Der IPO der US-Tochter spült rund knapp Milliarden Dollar in die Kasse. Finanzchef Luka Mucic hofft auf einen höheren Börsenwert für SAP.
29.01.2021 - 07:31 Uhr Kommentieren
Unter dem Strich verdoppelte sich der Nettogewinn des Softwarekonzerns. Quelle: dpa
SAP-Zentrale

Unter dem Strich verdoppelte sich der Nettogewinn des Softwarekonzerns.

(Foto: dpa)

Walldorf, Berlin Europas größter Softwarekonzern SAP will mit den Erlösen aus dem US-Börsengang seiner Marktforschungstochter Qualtrics vorwiegend die Schulden senken. Allerdings werde man dem Aufsichtsrat auch eine Erhöhung der Dividende vorschlagen, sagte Finanzchef Luka Mucic am Freitag in einer Telefonkonferenz.

SAP hat mit dem Anteilsverkauf nach Angaben von Mucic am Vortag rund 2,4 Milliarden US-Dollar (2,0 Milliarden Euro) Erlös erzielt. 500 Millionen Dollar davon würden Qualtrics als Liquidität zur Verfügung gestellt, rund 1,9 Milliarden flössen nach Walldorf, sagte Mucic.

Für das Jahr 2019 hatte SAP eine Dividende von 1,58 Euro gezahlt. In aller Regel legt das Unternehmen im Februar den offiziellen Dividendenvorschlag vor.
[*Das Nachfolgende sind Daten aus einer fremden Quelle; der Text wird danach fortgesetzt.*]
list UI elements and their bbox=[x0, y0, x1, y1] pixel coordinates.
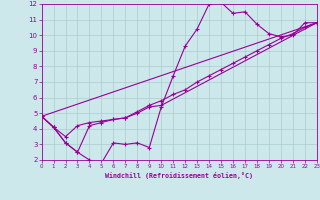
X-axis label: Windchill (Refroidissement éolien,°C): Windchill (Refroidissement éolien,°C) bbox=[105, 172, 253, 179]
Der Börsengang an der Nasdaq bietet Qualtrics nach Einschätzung von SAP-Chef Christian Klein „besten Chancen zu wachsen“. Der „sehr erfolgreiche“ Börsengang verdeutliche, dass Investoren genauso viel Potenzial in Qualtrics sähen wie wir, sagte Klein am Freitag gegenüber Journalisten. Die US-Tochter wurde bei ihrem Debüt an der US-Technologiebörse Nasdaq mit fast 21 Milliarden Dollar bewertet. Dies sei eine gute Gelegenheit für Investoren, den Marktwert von SAP zu überdenken, sagte Mucic.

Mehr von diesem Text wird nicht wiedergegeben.